You who serve Yahveh
praise Yahveh for all he’s shown himself to be.
2 May Yahveh’s good name
be blessed both now and forever.
3 Yahveh’s name is to be praised
everywhere on earth.
4 Yahveh reigns supreme over all the nations
his glory transcending the heavens.
5 Who could compare with Yahveh our God?
He’s enthroned so high
6 and yet he stoops down
to attend to the lowly heavens and earth.
7 He raises the poor up from the dirt
and lifts the wretched from the garbage dump
8 seating them with the best and brightest
the most influential among his people.
9 And the woman grieving in a childless home
he makes the happy mother of children.[1]
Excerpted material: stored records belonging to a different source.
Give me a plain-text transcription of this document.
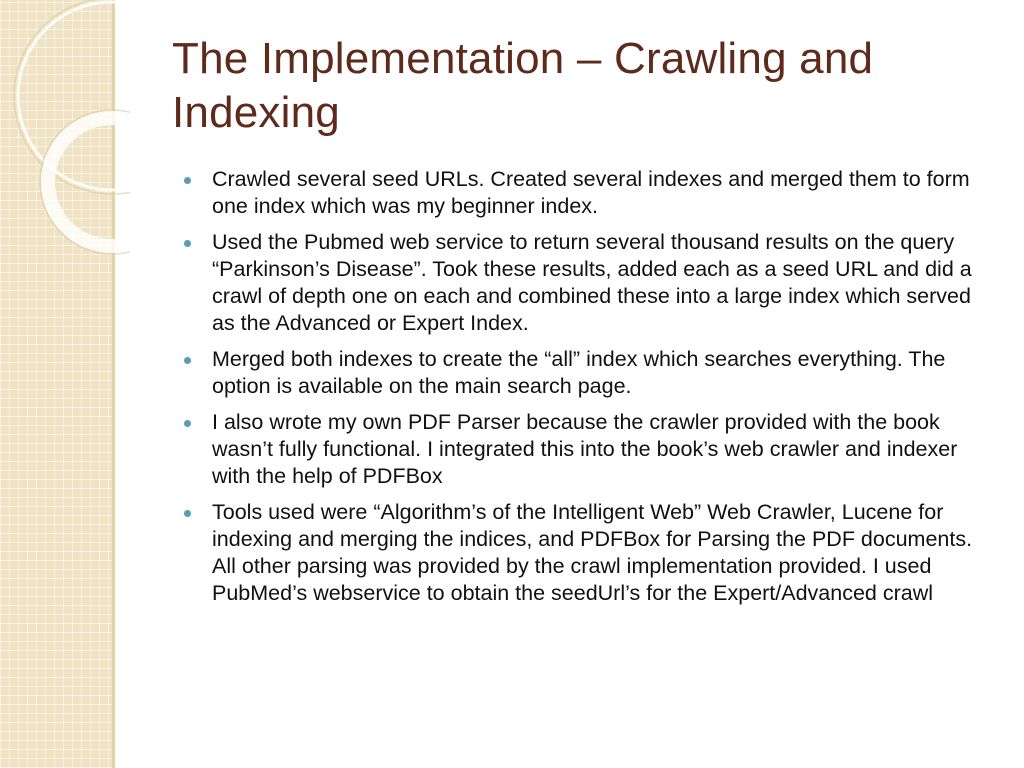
The Implementation – Crawling and Indexing
Crawled several seed URLs. Created several indexes and merged them to form one index which was my beginner index.
Used the Pubmed web service to return several thousand results on the query “Parkinson’s Disease”. Took these results, added each as a seed URL and did a crawl of depth one on each and combined these into a large index which served as the Advanced or Expert Index.
Merged both indexes to create the “all” index which searches everything. The option is available on the main search page.
I also wrote my own PDF Parser because the crawler provided with the book wasn’t fully functional. I integrated this into the book’s web crawler and indexer with the help of PDFBox
Tools used were “Algorithm’s of the Intelligent Web” Web Crawler, Lucene for indexing and merging the indices, and PDFBox for Parsing the PDF documents. All other parsing was provided by the crawl implementation provided. I used PubMed’s webservice to obtain the seedUrl’s for the Expert/Advanced crawl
Jews still use this psalm in celebrating Passover, when God rescued Israel from slavery. Beginning a series of five praise psalms, it calls Yahveh’s servants to praise him for earning a reputation in all his dealings with Israel like no one else. By calling for universal praise, the psalm is both missionary and polemical, implying that no other power has a prior claim on us.
Everyone in the surrounding nations thought exaltation equaled the extreme arrogance and aloofness characteristic of their gods. By contrast, though Yahveh is the highest of the high, yet he cares enough for the lowest of the low—implicitly, the enslaved Israelites and their descendants—to bend down and pick them up out of the gutter. In a world that valued wealth and children above all else, garbage pickers and childless women were badly shunned and overlooked. But not by Yahveh!
Combining such extremes of exalted majesty and humble condescension in one person was no less shocking in ancient times than it is today. And Yahveh doesn’t just extract the outcast from their mess. He creates astonishing new possibilities for them. He empowers the weak and completely reverses their fortunes, underscoring the fact that he’s like no rival god and deserves everyone’s praise everywhere on earth, both now and always.
Jesus, your disciples sang this song the night you washed their feet and then wept alone in dark Gethsemane. They didn’t know they sang of you. Exalted beyond all our imagining, you laid aside your glory and came down to lift us up. I worship you, Jesus. Who can compare with you? Amen.
In your free moments today, meditate on these words:
He’s enthroned so high, and yet he stoops down
to attend to the lowly heavens and earth.
[1] The Hebrew text ends with “Praise Yahveh,” but it seems more likely that that call to praise belongs at the start of Ps. 114 instead. For more on this, see the note at Ps. 114:1.